Gracie's shoes are a little too clunky for Cook's taste: "Stop that dancing, Sassy Gracie! It's getting on my nerves." When Cook takes a day off though, and the Master (who is expecting "a very important guest" for dinner) asks Gracie to prepare two chickens for their dinner, Gracie loses all restraint.

While Gracie is waiting for the chickens to roast, she dances everywhere-from the kitchen, to the best sitting room, in and out of the Master's library, and back again. As Gracie discovers, "dancing can take a lot out of you". When she gets back to the kitchen, she decides to check on the chickens-by taking a few tastes, which turn into a whole chicken. After she returns from her second round of dancing and takes another little taste test; "the second chicken was no more than a spiky carcass of well picked bones, just like the first."

Sassy Gracie might just be a little too sassy: after all, she does lie to the dinner guest to avoid being caught ("Crikey Mister, are you in trouble!...Because you're so late, my Master is planning to give you two big bumps on the head with his walking stick!"); then she must lie to the Master about the dinner guest's failure to attend ("That's a fine guest you invited!
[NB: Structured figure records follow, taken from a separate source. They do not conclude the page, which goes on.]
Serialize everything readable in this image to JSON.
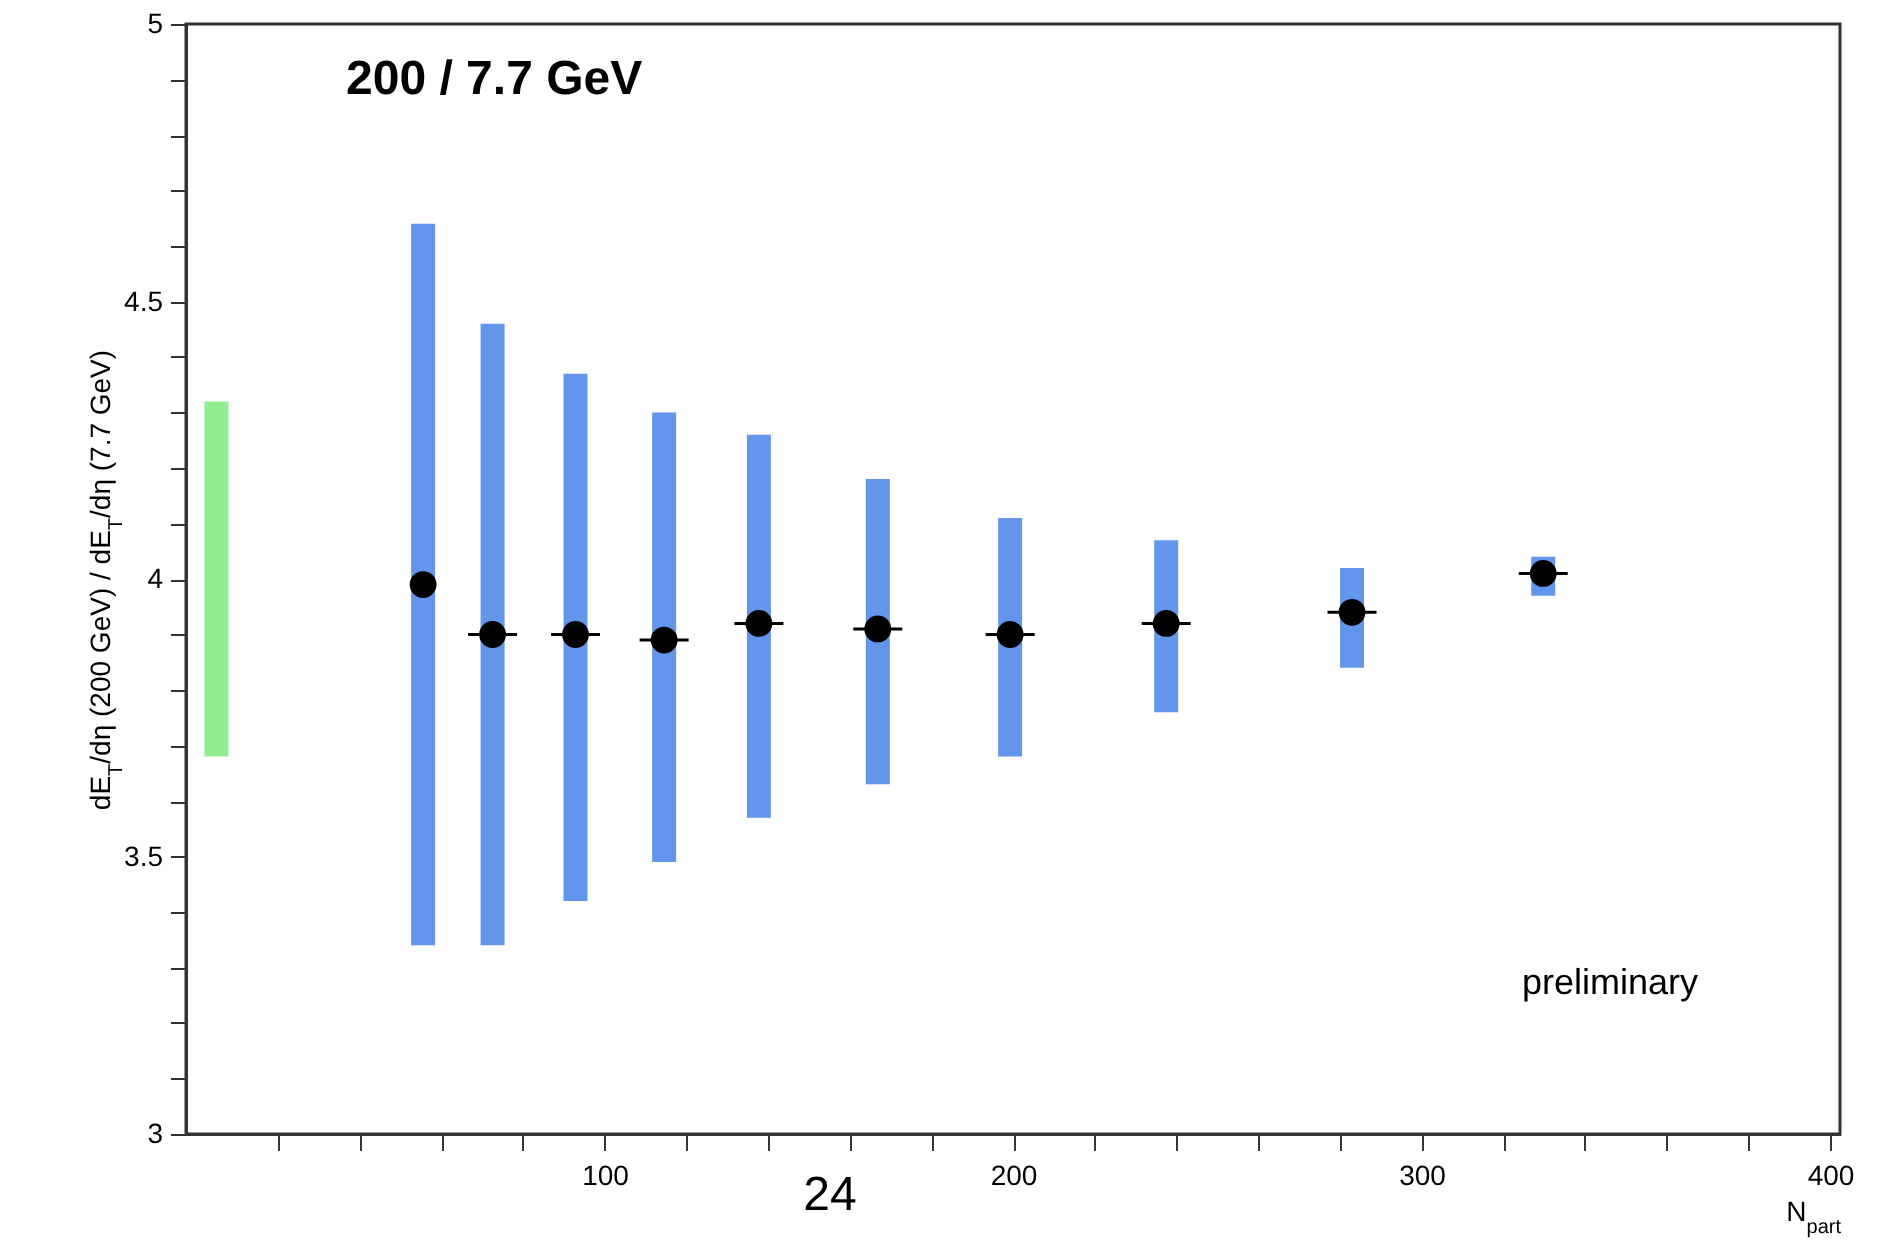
{
  "chart_data": {
    "type": "scatter",
    "title": "200 / 7.7 GeV",
    "xlabel": "N$_{part}$",
    "ylabel": "dE$_{T}$/dη (200 GeV) / dE$_{T}$/dη (7.7 GeV)",
    "annotations": [
      "preliminary",
      "24"
    ],
    "xlim": [
      0,
      400
    ],
    "ylim": [
      3,
      5
    ],
    "xticks": [
      {
        "value": 20,
        "label": null
      },
      {
        "value": 40,
        "label": null
      },
      {
        "value": 60,
        "label": null
      },
      {
        "value": 80,
        "label": null
      },
      100,
      {
        "value": 120,
        "label": null
      },
      {
        "value": 140,
        "label": null
      },
      {
        "value": 160,
        "label": null
      },
      {
        "value": 180,
        "label": null
      },
      200,
      {
        "value": 220,
        "label": null
      },
      {
        "value": 240,
        "label": null
      },
      {
        "value": 260,
        "label": null
      },
      {
        "value": 280,
        "label": null
      },
      300,
      {
        "value": 320,
        "label": null
      },
      {
        "value": 340,
        "label": null
      },
      {
        "value": 360,
        "label": null
      },
      {
        "value": 380,
        "label": null
      },
      400
    ],
    "yticks": [
      3,
      {
        "value": 3.1,
        "label": null
      },
      {
        "value": 3.2,
        "label": null
      },
      {
        "value": 3.3,
        "label": null
      },
      {
        "value": 3.4,
        "label": null
      },
      3.5,
      {
        "value": 3.6,
        "label": null
      },
      {
        "value": 3.7,
        "label": null
      },
      {
        "value": 3.8,
        "label": null
      },
      {
        "value": 3.9,
        "label": null
      },
      4,
      {
        "value": 4.1,
        "label": null
      },
      {
        "value": 4.2,
        "label": null
      },
      {
        "value": 4.3,
        "label": null
      },
      {
        "value": 4.4,
        "label": null
      },
      4.5,
      {
        "value": 4.6,
        "label": null
      },
      {
        "value": 4.7,
        "label": null
      },
      {
        "value": 4.8,
        "label": null
      },
      {
        "value": 4.9,
        "label": null
      },
      5
    ],
    "grid": false,
    "marker": "circle",
    "series": [
      {
        "type": "bar",
        "color": "#90ee90",
        "x": [
          5
        ],
        "base": [
          3.68
        ],
        "values": [
          0.64
        ]
      },
      {
        "type": "bar",
        "color": "#6495ed",
        "x": [
          55.6,
          72.6,
          92.9,
          114.6,
          137.8,
          166.9,
          199.3,
          237.5,
          283,
          329.8
        ],
        "base": [
          3.34,
          3.34,
          3.42,
          3.49,
          3.57,
          3.63,
          3.68,
          3.76,
          3.84,
          3.97
        ],
        "values": [
          1.3,
          1.12,
          0.95,
          0.81,
          0.69,
          0.55,
          0.43,
          0.31,
          0.18,
          0.07
        ]
      },
      {
        "color": "#000000",
        "x": [
          55.6,
          72.6,
          92.9,
          114.6,
          137.8,
          166.9,
          199.3,
          237.5,
          283,
          329.8
        ],
        "values": [
          3.99,
          3.9,
          3.9,
          3.89,
          3.92,
          3.91,
          3.9,
          3.92,
          3.94,
          4.01
        ],
        "xerrors": [
          null,
          6,
          6,
          6,
          6,
          6,
          6,
          6,
          6,
          6
        ]
      }
    ]
  }
}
He's run off with my two roast chickens!").

Part of what lightens this book (beyond the jovial dialogue) is the stunning visual accompaniment by award-winning illustrator Pierre Pratt. What's a truly clunky pair of red shoes if they're not jumping off the page at you? Sassy Gracie's are enough to make anyone want to strap them on and dance to the point of dropping.

Pratt's landscapes are as vibrant as his renditions of the colourful characters: Sassy Gracie with her curly black pig-tails; the bell-shaped Master with his green house coat and cane that goes "bumpety-bump"; the enormous cook; and, of course, the timid dinner guest with his green top hat and burgundy suit.

The book is fast-paced and entertaining, and after a day of dancing and eating and fun, it's no wonder that Gracie has to take a nap: "And did she snore? YOU BET SHE DID."